DE-VAE: Revealing Uncertainty in Parametric and Inverse Projections with Variational Autoencoders using Differential Entropy
This work addresses uncertainty in data projections for researchers and practitioners in machine learning, though it appears incremental as it builds on existing AE methods.
The paper tackled the problem of poor performance in parametric and invertible projections for out-of-distribution samples using autoencoders, proposing DE-VAE, which achieved comparable accuracy to other AE-based methods while enabling uncertainty analysis in embeddings.

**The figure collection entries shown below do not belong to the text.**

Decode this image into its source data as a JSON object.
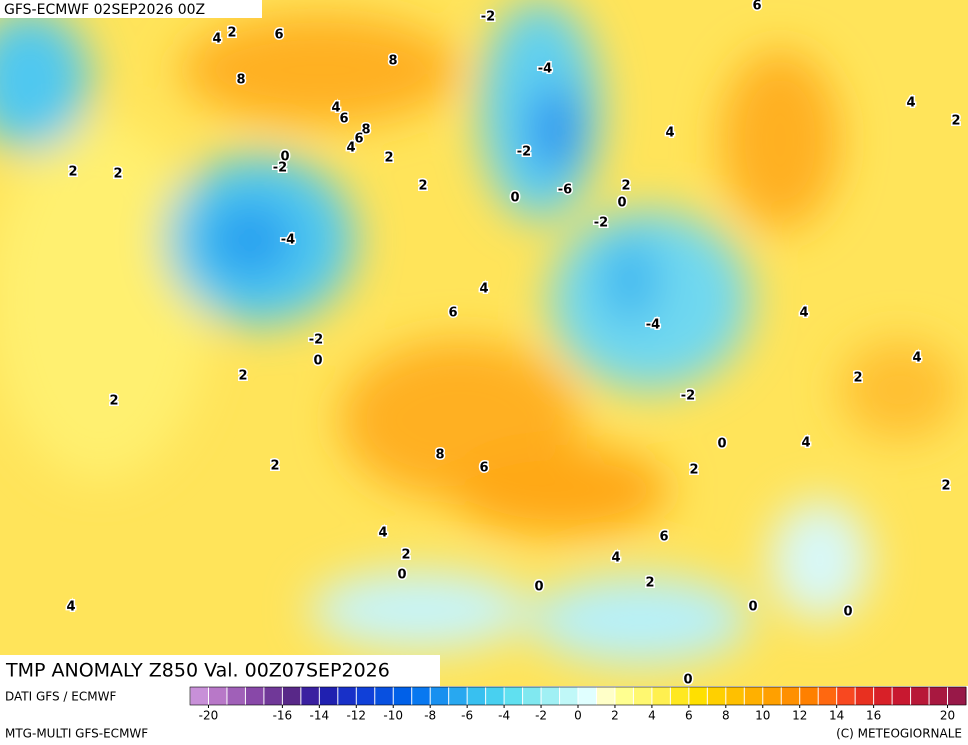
{
  "header": {
    "run": "GFS-ECMWF 02SEP2026 00Z"
  },
  "title": "TMP ANOMALY Z850 Val. 00Z07SEP2026",
  "footer": {
    "source": "DATI GFS / ECMWF",
    "model": "MTG-MULTI GFS-ECMWF",
    "credit": "(C) METEOGIORNALE"
  },
  "contour_labels": [
    -2,
    6,
    4,
    2,
    6,
    8,
    -4,
    8,
    4,
    4,
    6,
    8,
    4,
    6,
    4,
    2,
    0,
    -2,
    -2,
    2,
    -6,
    2,
    2,
    2,
    2,
    0,
    0,
    -2,
    -4,
    4,
    6,
    4,
    -4,
    -2,
    0,
    2,
    4,
    2,
    2,
    -2,
    0,
    4,
    8,
    6,
    2,
    2,
    2,
    6,
    4,
    2,
    4,
    0,
    2,
    0,
    4,
    0,
    0,
    0
  ],
  "colorbar": {
    "lim": [
      -21,
      21
    ],
    "ticks": [
      -20,
      -16,
      -14,
      -12,
      -10,
      -8,
      -6,
      -4,
      -2,
      0,
      2,
      4,
      6,
      8,
      10,
      12,
      14,
      16,
      20
    ],
    "colors": [
      "#c890d8",
      "#b878c8",
      "#a060b8",
      "#8848a8",
      "#703898",
      "#582888",
      "#3a20a0",
      "#2020b0",
      "#1830c8",
      "#1040d8",
      "#0850e0",
      "#0060e8",
      "#0878f0",
      "#1890f0",
      "#28a8f0",
      "#38c0f0",
      "#48d0f0",
      "#60e0f0",
      "#80e8f0",
      "#a0f0f4",
      "#c0f8f8",
      "#e0ffff",
      "#ffffc8",
      "#ffff90",
      "#fff870",
      "#fff050",
      "#ffe820",
      "#ffe000",
      "#ffd000",
      "#ffc000",
      "#ffb000",
      "#ffa000",
      "#ff9000",
      "#ff8000",
      "#ff6810",
      "#f84820",
      "#e83020",
      "#d82028",
      "#c81830",
      "#b81838",
      "#a81840",
      "#981848"
    ]
  }
}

Recently, autoencoders (AEs) have gained interest for creating parametric and invertible projections of multidimensional data. Parametric projections make it possible to embed new, unseen samples without recalculating the entire projection, while invertible projections allow the synthesis of new data instances. However, existing methods perform poorly when dealing with out-of-distribution samples in either the data or embedding space. Thus, we propose DE-VAE, an uncertainty-aware variational AE using differential entropy (DE) to improve the learned parametric and invertible projections. Given a fixed projection, we train DE-VAE to learn a mapping into 2D space and an inverse mapping back to the original space. We conduct quantitative and qualitative evaluations on four well-known datasets, using UMAP and t-SNE as baseline projection methods. Our findings show that DE-VAE can create parametric and inverse projections with comparable accuracy to other current AE-based approaches while enabling the analysis of embedding uncertainty.